Wednesday, February 11, 2015

Friends go to Charleston.

Let me tell you a little something about Friends—it was a nineties sitcom featuring a group of six besties living out their post-post college years in Manhattan.  Now, let me tell you a little something about my friends.

Sure, you probably won’t find them hopping in and out of Central Perk on a Friday night, because that’s honestly probably because more likely than not, they were too busy hopping on and off planes to get their nonexistent little Asian butts down to Durham.  Friends don’t got nothing on my friends.  Ok, I’ll stop pretending that I’m anything but Asian now—but in complete and total honesty my friends are great.  Actually, rephrase.  My friends are fire-trucking fantastic—haven’t you heard?  Modesty was so 2014.

When Forrest sat on that bench and told you that life was like a box of chocolates, I’m sure it was because he had Valentine’s Day on his mind.  Nothing can invoke images of sugar plum fairies like Christmas, and trust me, the same could be said about boxes of chocolates around Valentine’s.  It’s a true phenomenon, really.  Regardless, my point is, had you been sitting with Mr. Gump on that bench on the 15th of February, he would have told you that life is, in actuality, like a loaf of bread, and true friends are like beautiful slabs of Bordier Butter, in a sense that without them, life is still great.  Life is bread, for goodness sake, but with them, life is an absolute experience.  It’s a sensual journey full of indulgence, gluttony, and pleasure.   It’s full of contrasting textures, ups and downs—it’s rough, rugged, silky, and smooth all in one bite.  It’s essentially the new black, and you know what they say about going back once you go black—let me clue you in, you don’t.  
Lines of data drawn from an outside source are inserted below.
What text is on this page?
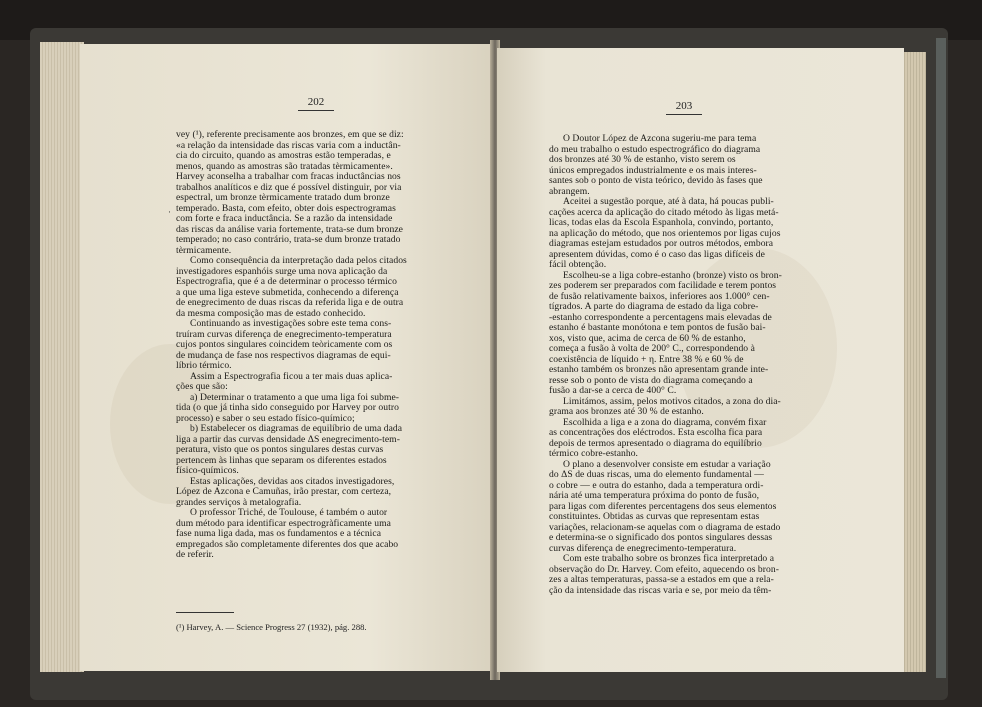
202
·
vey (¹), referente precisamente aos bronzes, em que se diz:
«a relação da intensidade das riscas varia com a inductân-
cia do circuito, quando as amostras estão temperadas, e
menos, quando as amostras são tratadas tèrmicamente».
Harvey aconselha a trabalhar com fracas inductâncias nos
trabalhos analíticos e diz que é possível distinguir, por via
espectral, um bronze tèrmicamente tratado dum bronze
temperado. Basta, com efeito, obter dois espectrogramas
com forte e fraca inductância. Se a razão da intensidade
das riscas da análise varia fortemente, trata-se dum bronze
temperado; no caso contrário, trata-se dum bronze tratado
tèrmicamente.
Como consequência da interpretação dada pelos citados
investigadores espanhóis surge uma nova aplicação da
Espectrografia, que é a de determinar o processo térmico
a que uma liga esteve submetida, conhecendo a diferença
de enegrecimento de duas riscas da referida liga e de outra
da mesma composição mas de estado conhecido.
Continuando as investigações sobre este tema cons-
truíram curvas diferença de enegrecimento-temperatura
cujos pontos singulares coincidem teòricamente com os
de mudança de fase nos respectivos diagramas de equi-
líbrio térmico.
Assim a Espectrografia ficou a ter mais duas aplica-
ções que são:
a) Determinar o tratamento a que uma liga foi subme-
tida (o que já tinha sido conseguido por Harvey por outro
processo) e saber o seu estado físico-químico;
b) Estabelecer os diagramas de equilíbrio de uma dada
liga a partir das curvas densidade ΔS enegrecimento-tem-
peratura, visto que os pontos singulares destas curvas
pertencem às linhas que separam os diferentes estados
físico-químicos.
Estas aplicações, devidas aos citados investigadores,
López de Azcona e Camuñas, irão prestar, com certeza,
grandes serviços à metalografia.
O professor Triché, de Toulouse, é também o autor
dum método para identificar espectrogràficamente uma
fase numa liga dada, mas os fundamentos e a técnica
empregados são completamente diferentes dos que acabo
de referir.
(¹) Harvey, A. — Science Progress 27 (1932), pág. 288.
203
O Doutor López de Azcona sugeriu-me para tema
do meu trabalho o estudo espectrográfico do diagrama
dos bronzes até 30 % de estanho, visto serem os
únicos empregados industrialmente e os mais interes-
santes sob o ponto de vista teórico, devido às fases que
abrangem.
Aceitei a sugestão porque, até à data, há poucas publi-
cações acerca da aplicação do citado método às ligas metá-
licas, todas elas da Escola Espanhola, convindo, portanto,
na aplicação do método, que nos orientemos por ligas cujos
diagramas estejam estudados por outros métodos, embora
apresentem dúvidas, como é o caso das ligas difíceis de
fácil obtenção.
Escolheu-se a liga cobre-estanho (bronze) visto os bron-
zes poderem ser preparados com facilidade e terem pontos
de fusão relativamente baixos, inferiores aos 1.000° cen-
tígrados. A parte do diagrama de estado da liga cobre-
-estanho correspondente a percentagens mais elevadas de
estanho é bastante monótona e tem pontos de fusão bai-
xos, visto que, acima de cerca de 60 % de estanho,
começa a fusão à volta de 200° C., correspondendo à
coexistência de líquido + η. Entre 38 % e 60 % de
estanho também os bronzes não apresentam grande inte-
resse sob o ponto de vista do diagrama começando a
fusão a dar-se a cerca de 400° C.
Limitámos, assim, pelos motivos citados, a zona do dia-
grama aos bronzes até 30 % de estanho.
Escolhida a liga e a zona do diagrama, convém fixar
as concentrações dos eléctrodos. Esta escolha fica para
depois de termos apresentado o diagrama do equilíbrio
térmico cobre-estanho.
O plano a desenvolver consiste em estudar a variação
do ΔS de duas riscas, uma do elemento fundamental —
o cobre — e outra do estanho, dada a temperatura ordi-
nária até uma temperatura próxima do ponto de fusão,
para ligas com diferentes percentagens dos seus elementos
constituintes. Obtidas as curvas que representam estas
variações, relacionam-se aquelas com o diagrama de estado
e determina-se o significado dos pontos singulares dessas
curvas diferença de enegrecimento-temperatura.
Com este trabalho sobre os bronzes fica interpretado a
observação do Dr. Harvey. Com efeito, aquecendo os bron-
zes a altas temperaturas, passa-se a estados em que a rela-
ção da intensidade das riscas varia e se, por meio da têm-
Good friends leave sunny and 75 to join you in frigid and 40.  They see the comfort in silences that are more often than not, mistaken for awkwardness.  They encourage and embrace with wide arms and wider mouths, ice cream before dinner, and second entrĂ©es for dessert.  They tell you all the things you don’t want to hear, mixed in with all the things you do.  They laugh at you when you cry, and with you when you laugh.  They pound mussels like gluttons, but savor each and every bite like scrooges.  They humor you, following you on detours to abandoned shores and deserted beach towns. They like your flaws, and even when they don't, they tell you that they do, then admit that they were lying because they're fun, funny and fire-trucking fantastic--I already told you, modesty was so yesterday.


With that being said, good friends, like Bordier Butter in the states, are hard to come by.  So take my words of advice and stick them in your pocket beside the sunshine: when you do happen to find them, offer them cookies to spark their interest, love to gain their trust, and your hand to hold theirs, and once you’ve got a hold, never let go.  Stick your nails (that are in desperate need of a trimming) into them, make your mark, and brand them like steers so they’ll stay forever yours, because trust me, good friends will make you redefine friendship.  Like butter, good friends make you better, and ultimately make life a game worth playing, bread, a food worth eating, and Charleston, an adventure worth taking.  So, yeah.  Let me tell you a little something about Friends—let me tell you a little something about my friends.














P.S. Family?  Don’t think I forgot about you—you’re like friends on steroids.

Kimmy

1 comment:

  1. your friends must be lucky to have a friend like you.